Thousands of empty bottles jiggle and clink in the shadow under the tables. Restless feet consent or say no.
The tunes are so familiar you hardly hear the music or the wheezing motor-driven cylinders behind the
booths, which put life into things it costs two francs to see. When you're tipsy with fatigue your heart
pounds in your temples. Bim! Bim! It beats against the velvet around your head and inside your ears. One of
these days you'll burst. So be it! One of these days, when the movement inside catches up with the
movement outside, when your thoughts scatter far and wide and rise up at last to play with the stars.

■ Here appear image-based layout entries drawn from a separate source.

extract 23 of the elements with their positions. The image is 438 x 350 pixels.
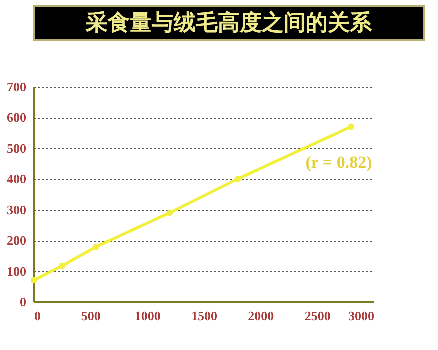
y-tick-label: 0 [20,294,26,310]
y-tick-label: 100 [7,264,26,279]
point [93,244,100,250]
chart-title: 采食量与绒毛高度之间的关系 [85,10,373,36]
annotation: (r = 0.82) [306,153,372,172]
x-tick-label: 3000 [348,308,374,324]
y-tick-label: 700 [7,80,26,94]
x-tick-label: 1000 [134,308,161,324]
x-tick-label: 0 [34,308,41,324]
point [234,176,242,182]
x-tick-label: 2500 [304,308,331,324]
x-tick-label: 1500 [192,308,218,324]
x-tick-label: 2000 [248,308,274,324]
x-tick-label: 500 [81,308,101,324]
y-tick-label: 500 [7,140,26,156]
y-tick-label: 300 [7,202,26,218]
y-tick-label: 200 [7,233,26,248]
point [166,210,174,216]
point [30,277,38,284]
y-tick-label: 600 [7,110,26,126]
point [59,262,66,270]
y-tick-label: 400 [7,172,26,187]
point [348,124,354,130]
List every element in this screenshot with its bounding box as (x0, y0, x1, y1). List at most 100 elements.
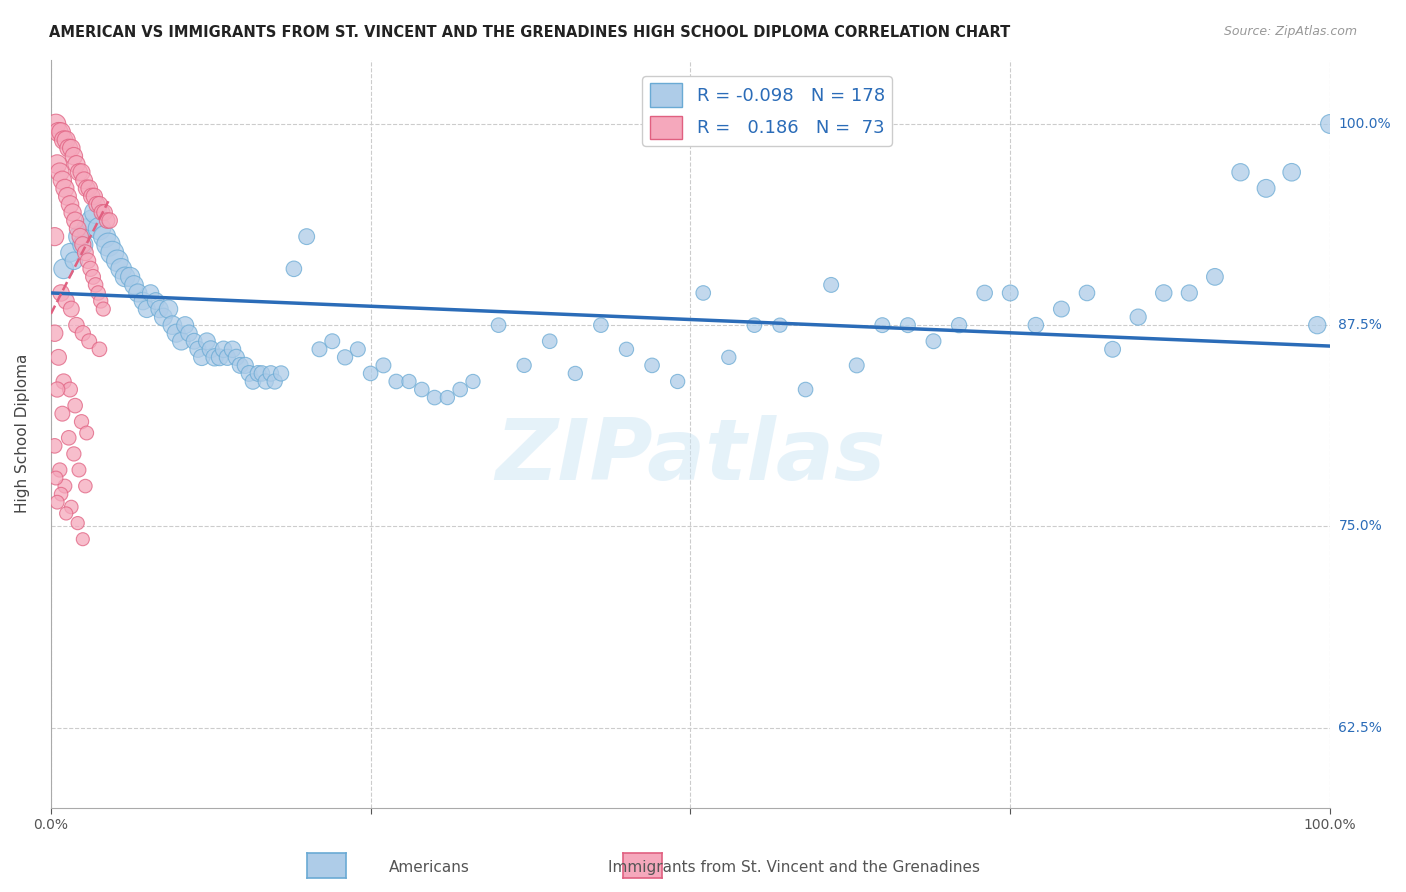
Point (692, 285, 714, 300)
Point (51, 173, 73, 187)
Point (1101, 343, 1123, 357)
Point (145, 293, 167, 308)
Point (73, 173, 96, 187)
Point (72, 237, 94, 252)
Legend: R = -0.098   N = 178, R =   0.186   N =  73: R = -0.098 N = 178, R = 0.186 N = 73 (643, 76, 891, 146)
Point (53, 181, 76, 195)
Point (589, 318, 612, 333)
Point (45, 471, 67, 485)
Point (56, 189, 79, 203)
Point (89, 221, 111, 235)
Point (170, 334, 193, 349)
Point (76, 181, 98, 195)
Point (89, 343, 111, 357)
Point (195, 334, 218, 349)
Point (45, 117, 67, 131)
Point (948, 318, 970, 333)
Point (55, 507, 77, 521)
Point (872, 318, 894, 333)
Point (59, 383, 82, 397)
Point (229, 359, 252, 373)
Point (1025, 318, 1047, 333)
Point (242, 375, 264, 389)
Point (247, 367, 270, 381)
Point (120, 269, 142, 284)
Point (67, 463, 90, 477)
Point (48, 351, 70, 365)
Point (283, 261, 305, 276)
Point (1050, 301, 1073, 316)
Point (321, 334, 343, 349)
Point (1306, 318, 1329, 333)
Point (233, 359, 256, 373)
Point (49, 165, 72, 179)
Point (55, 293, 77, 308)
Point (139, 285, 162, 300)
Point (70, 165, 93, 179)
Point (333, 351, 356, 365)
Point (385, 375, 408, 389)
Point (44, 326, 66, 341)
Point (93, 229, 115, 244)
Point (72, 326, 94, 341)
Point (65, 318, 87, 333)
Point (973, 285, 995, 300)
Text: 75.0%: 75.0% (1339, 519, 1382, 533)
Point (820, 277, 842, 292)
Point (744, 318, 766, 333)
Point (641, 359, 664, 373)
Point (97, 237, 120, 252)
Point (60, 500, 83, 514)
Point (52, 133, 75, 147)
Point (59, 197, 82, 211)
Point (1254, 181, 1277, 195)
Point (1000, 285, 1022, 300)
Point (295, 229, 318, 244)
Point (46, 495, 69, 509)
Point (204, 351, 226, 365)
Point (270, 367, 292, 381)
Point (114, 269, 136, 284)
Text: 87.5%: 87.5% (1339, 318, 1382, 332)
Point (48, 125, 70, 139)
Point (132, 293, 155, 308)
Point (221, 343, 243, 357)
Point (845, 359, 868, 373)
Point (70, 415, 93, 429)
Point (148, 301, 170, 316)
Point (135, 301, 157, 316)
Point (63, 399, 86, 413)
Point (58, 431, 80, 445)
Point (461, 375, 484, 389)
Point (1281, 165, 1303, 179)
Point (1128, 310, 1150, 325)
Point (616, 343, 638, 357)
Point (157, 301, 180, 316)
Point (110, 261, 132, 276)
Point (49, 463, 72, 477)
Point (63, 213, 86, 227)
Point (86, 197, 108, 211)
Point (75, 245, 97, 260)
Point (254, 375, 277, 389)
Point (373, 359, 395, 373)
Point (63, 253, 86, 268)
Point (200, 343, 222, 357)
Point (53, 479, 76, 493)
Point (87, 285, 110, 300)
Point (105, 253, 128, 268)
Point (84, 205, 107, 219)
Point (77, 334, 100, 349)
Point (238, 367, 260, 381)
Y-axis label: High School Diploma: High School Diploma (15, 354, 30, 514)
Point (67, 229, 90, 244)
Point (411, 383, 433, 397)
Point (77, 181, 100, 195)
Point (49, 285, 72, 300)
Point (165, 326, 187, 341)
Point (794, 383, 817, 397)
Point (91, 205, 114, 219)
Point (91, 301, 114, 316)
Point (62, 205, 84, 219)
Point (564, 367, 586, 381)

"A lot of crying went on all over the carnival, children getting accidentally squeezed between chairs and
others being taught to resist their longings, to forego the enormous little pleasure of another ride on the
merry-go-round. For character building the carnival hasn't its equal. It's never too soon to start. The little
darlings don't know yet that everything costs money. They think it's pure generosity that makes the
grownups behind the brightly lit counters incite the public to treat themselves to the marvels which they
have amassed and which they guard with their raucous smiles. Children don't know the law. Their parents
slap them to teach them the law and protect them from pleasure.
"There's never a real carnival except for the shopkeepers, and then it's deep down and secret. The
shopkeeper rejoices at night when all the unsuspecting yokels, the public, the profit fodder, have gone
home, when silence returns to the avenue and the last dog has squirted his last drop of urine at the
Japanese billiard table. That's when the accounts are totted up, when the shopkeepers register their
receipts and take stock of their powers and their victims."
Louise-Ferdinand Celine, The Journey to the End of the Night, 1932
* * *
Has the writing of this post been an exercise in turning away? An act, a project, of bad-faith, to avoid my decision a little longer?